Methods inherited from class com.aliasi.corpus.StringParser
parse
 
Methods inherited from class com.aliasi.corpus.Parser
getHandler, parse, parse, parseString, setHandler
 
Methods inherited from class java.lang.Object
clone, equals, finalize, getClass, hashCode, notify, notifyAll, toString, wait, wait, wait
 

Constructor Detail

Reuters21578Parser

public Reuters21578Parser(String topic,
                          boolean includeTrainingDocuments,
                          boolean includeTestDocuments)
Deprecated. 
Construct a Reuters-21578 test collection parser for the specified topic that includes test and/or training documents as specified. See the corpus documentation above for a description of the corpus itself.

The topic specified must be available as part of the Reuters classification. If it isn't, the constructor will raise an illegal argument exception. The set of legal topics is available through availableTopics(), and a topic may be tested through isAvailableTopic(String).

Parameters:
topic - One of the topics in the Reuters collection.
includeTrainingDocuments - Set to true to handle training documents.
includeTestDocuments - Set to true to handle test documents.
Throws:
IllegalArgumentException - If the topic isn't an available topic for the Reuters collection.
Method Detail

parseString

public void parseString(char[] cs,
                        int start,
                        int end)
Deprecated. 
Implements the parser for character array slices. All other parse methods eventually call this implementation.

Specified by:
parseString in class Parser<ClassificationHandler<CharSequence,Classification>>
Parameters:
cs - Underlying character array.
start - Index of first character in the slice.
end - Index of the last character in the slice plus 1.

availableTopics

public static String[] availableTopics()
Deprecated. 
Returns an array consisting of all of the available topics in the Reuters collection. The complete list is shown in the class javadoc above.

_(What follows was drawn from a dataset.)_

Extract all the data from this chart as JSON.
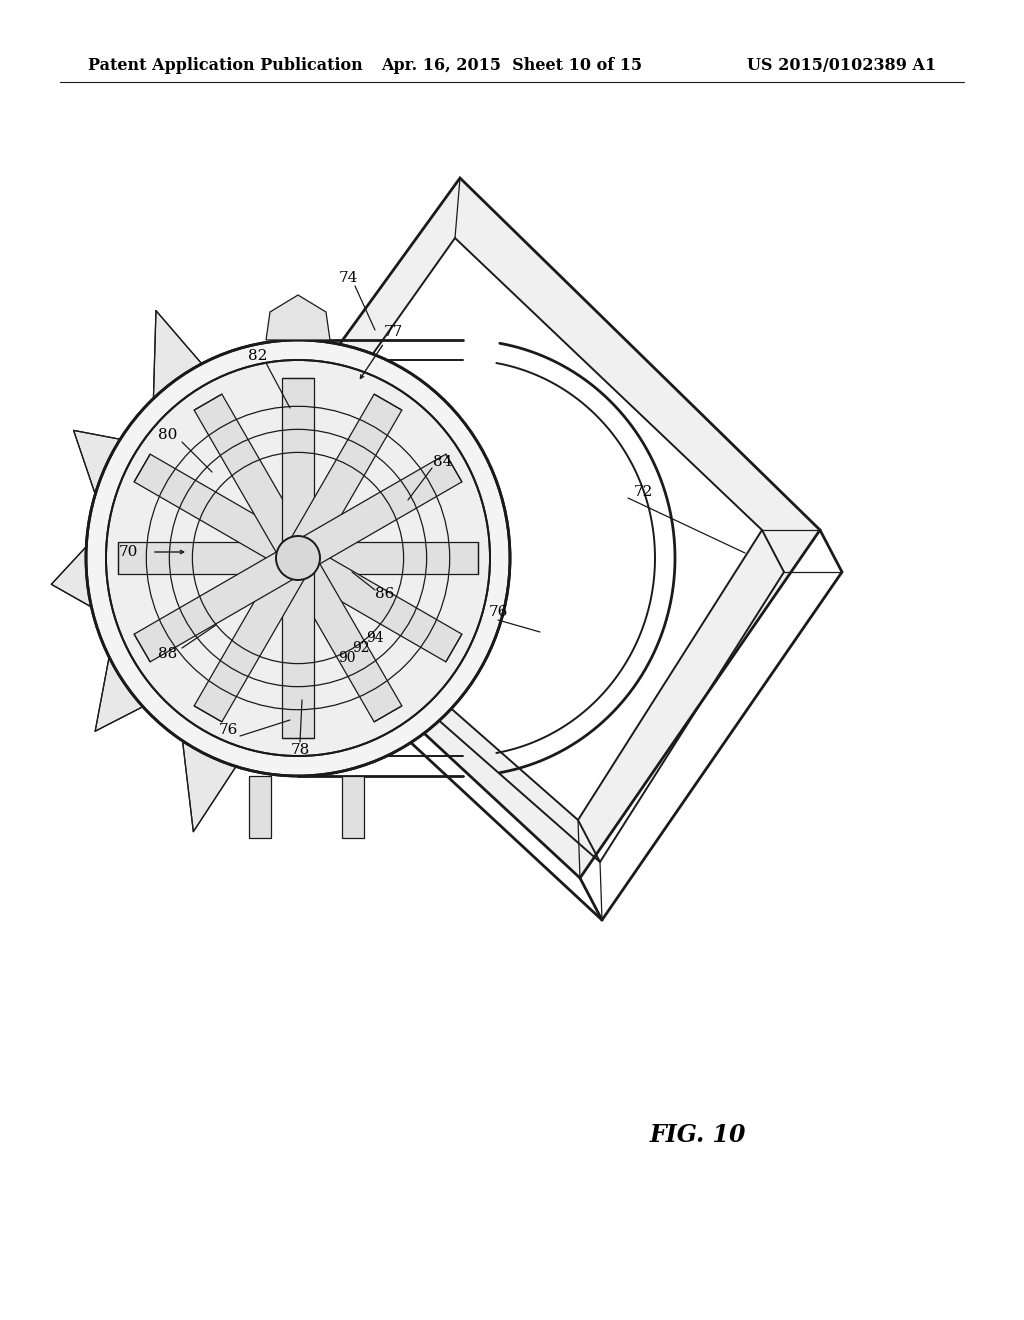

The list is a copy, so changing it has no effect on this class.

Returns:
The topics for the Reuters collection.

isAvailableTopic

public static boolean isAvailableTopic(String topic)
Deprecated. 
Returns true if the specified topic is available in the Reuters collection.

Parameters:
topic - Topic to test.
Returns:
true if it available for classification.

corpus

@Deprecated
public static Corpus<ClassificationHandler<CharSequence,Classification>> corpus(String topic,
                                                                                           File directory)
                                                                         throws IOException
Deprecated. See class documentation.

Returns the corpus representation of the Reuters collection, for the specified topic, reading the SGML files from the specified directory.

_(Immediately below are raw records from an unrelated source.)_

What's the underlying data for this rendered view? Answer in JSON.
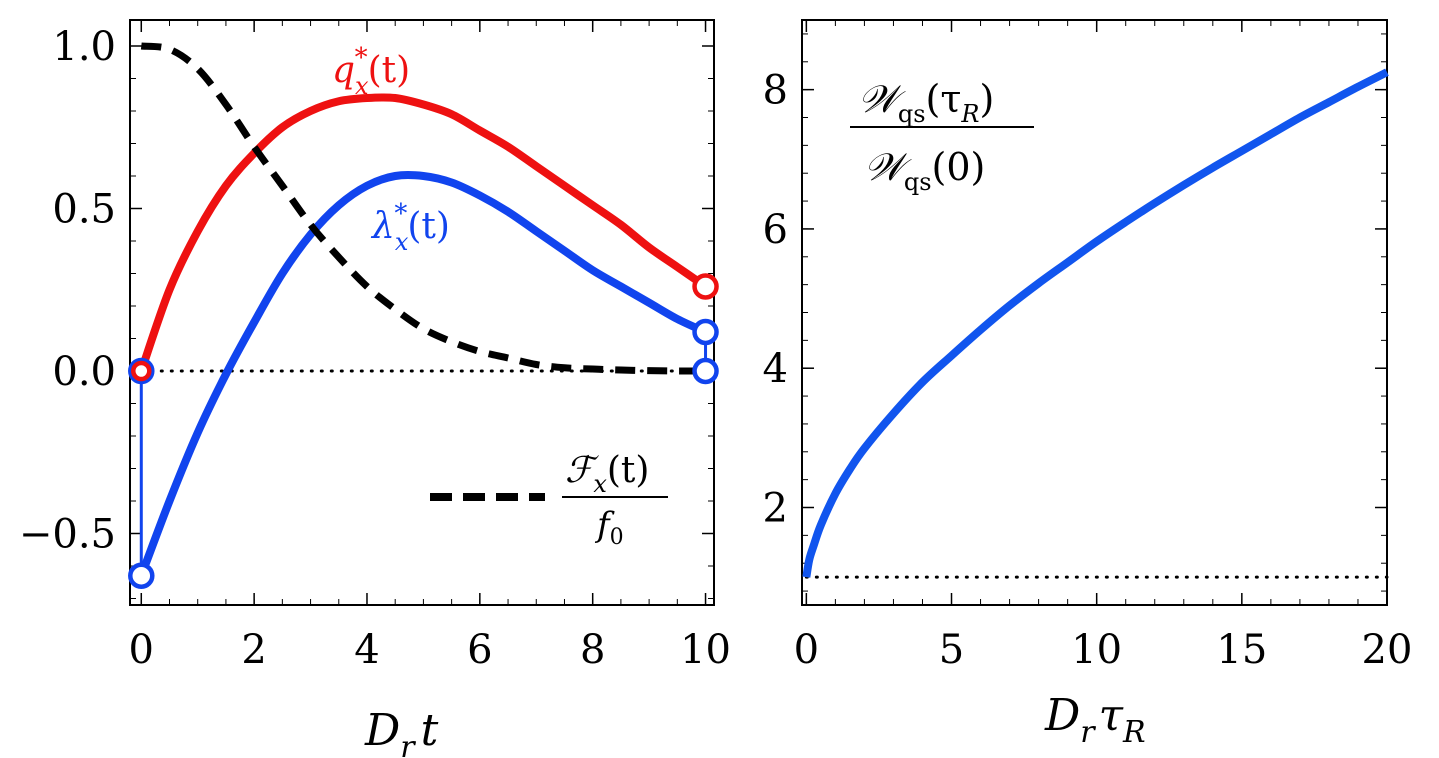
{
  "chart_data": [
    {
      "type": "line",
      "xlabel_main": "D",
      "xlabel_sub": "r",
      "xlabel_tail": "t",
      "xlim": [
        -0.2,
        10.15
      ],
      "ylim": [
        -0.72,
        1.08
      ],
      "xticks": [
        0,
        2,
        4,
        6,
        8,
        10
      ],
      "xtick_labels": [
        "0",
        "2",
        "4",
        "6",
        "8",
        "10"
      ],
      "yticks": [
        -0.5,
        0.0,
        0.5,
        1.0
      ],
      "ytick_labels": [
        "−0.5",
        "0.0",
        "0.5",
        "1.0"
      ],
      "series": [
        {
          "name": "q_x*(t)",
          "label_main": "q",
          "label_sub": "x",
          "label_sup": "*",
          "label_tail": "(t)",
          "color": "#ee1111",
          "style": "solid",
          "x": [
            0,
            0.5,
            1,
            1.5,
            2,
            2.5,
            3,
            3.5,
            4,
            4.5,
            5,
            5.5,
            6,
            6.5,
            7,
            7.5,
            8,
            8.5,
            9,
            9.5,
            10
          ],
          "y": [
            0.0,
            0.25,
            0.43,
            0.57,
            0.67,
            0.75,
            0.8,
            0.83,
            0.84,
            0.84,
            0.82,
            0.79,
            0.74,
            0.69,
            0.63,
            0.57,
            0.51,
            0.45,
            0.38,
            0.32,
            0.26
          ]
        },
        {
          "name": "λ_x*(t)",
          "label_main": "λ",
          "label_sub": "x",
          "label_sup": "*",
          "label_tail": "(t)",
          "color": "#1144ee",
          "style": "solid",
          "x": [
            0,
            0.5,
            1,
            1.5,
            2,
            2.5,
            3,
            3.5,
            4,
            4.5,
            5,
            5.5,
            6,
            6.5,
            7,
            7.5,
            8,
            8.5,
            9,
            9.5,
            10
          ],
          "y": [
            -0.63,
            -0.4,
            -0.19,
            -0.01,
            0.15,
            0.3,
            0.42,
            0.51,
            0.57,
            0.6,
            0.6,
            0.58,
            0.54,
            0.49,
            0.43,
            0.37,
            0.31,
            0.26,
            0.21,
            0.16,
            0.12
          ]
        },
        {
          "name": "F_x(t)/f0",
          "label_num_main": "ℱ",
          "label_num_sub": "x",
          "label_num_tail": "(t)",
          "label_den_main": "f",
          "label_den_sub": "0",
          "color": "#000000",
          "style": "dashed",
          "x": [
            0,
            0.5,
            1,
            1.5,
            2,
            2.5,
            3,
            3.5,
            4,
            4.5,
            5,
            5.5,
            6,
            6.5,
            7,
            7.5,
            8,
            8.5,
            9,
            9.5,
            10
          ],
          "y": [
            1.0,
            0.99,
            0.93,
            0.82,
            0.69,
            0.57,
            0.45,
            0.35,
            0.26,
            0.19,
            0.13,
            0.09,
            0.06,
            0.04,
            0.02,
            0.01,
            0.006,
            0.003,
            0.001,
            0.0,
            0.0
          ]
        }
      ],
      "reference_line": {
        "y": 0.0,
        "style": "dotted"
      },
      "boundary_markers": [
        {
          "x": 0,
          "y": 0.0,
          "color": "#1144ee"
        },
        {
          "x": 0,
          "y": 0.0,
          "color": "#ee1111"
        },
        {
          "x": 0,
          "y": -0.63,
          "color": "#1144ee"
        },
        {
          "x": 10,
          "y": 0.26,
          "color": "#ee1111"
        },
        {
          "x": 10,
          "y": 0.12,
          "color": "#1144ee"
        },
        {
          "x": 10,
          "y": 0.0,
          "color": "#1144ee"
        }
      ],
      "jumps": [
        {
          "x": 0,
          "y_from": 0.0,
          "y_to": -0.63,
          "color": "#1144ee"
        },
        {
          "x": 10,
          "y_from": 0.12,
          "y_to": 0.0,
          "color": "#1144ee"
        }
      ]
    },
    {
      "type": "line",
      "xlabel_main": "D",
      "xlabel_sub": "r",
      "xlabel_tail": "τ",
      "xlabel_tail_sub": "R",
      "xlim": [
        -0.15,
        20
      ],
      "ylim": [
        0.6,
        9.0
      ],
      "xticks": [
        0,
        5,
        10,
        15,
        20
      ],
      "xtick_labels": [
        "0",
        "5",
        "10",
        "15",
        "20"
      ],
      "yticks": [
        2,
        4,
        6,
        8
      ],
      "ytick_labels": [
        "2",
        "4",
        "6",
        "8"
      ],
      "annotation": {
        "num_main": "𝒲",
        "num_sub": "qs",
        "num_tail": "(τ",
        "num_tail_sub": "R",
        "num_close": ")",
        "den_main": "𝒲",
        "den_sub": "qs",
        "den_tail": "(0)"
      },
      "series": [
        {
          "name": "W_qs(tau_R)/W_qs(0)",
          "color": "#1155ee",
          "style": "solid",
          "x": [
            0,
            0.1,
            0.25,
            0.5,
            1,
            1.5,
            2,
            3,
            4,
            5,
            6,
            7,
            8,
            9,
            10,
            11,
            12,
            13,
            14,
            15,
            16,
            17,
            18,
            19,
            20
          ],
          "y": [
            1.0,
            1.25,
            1.45,
            1.75,
            2.2,
            2.55,
            2.85,
            3.35,
            3.8,
            4.18,
            4.55,
            4.9,
            5.22,
            5.52,
            5.82,
            6.1,
            6.37,
            6.63,
            6.88,
            7.12,
            7.36,
            7.6,
            7.82,
            8.04,
            8.25
          ]
        }
      ],
      "reference_line": {
        "y": 1.0,
        "style": "dotted"
      }
    }
  ]
}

The directory specified is read each time the methods of the returned corpus are called. This streams the relevant parts of the corpus as needed, which requires less memory, but more time. It also requires the directory to stick around until needed.

Parameters:
topic - Topic for the corpus.
directory - Directory in which to find the corpus files.
Returns:
The corpus for the specified topic.
Throws:
IOException - If there is an underlying I/O error reading the corpus data.
IllegalArgumentException - If the topic is not available in the Reuters collection.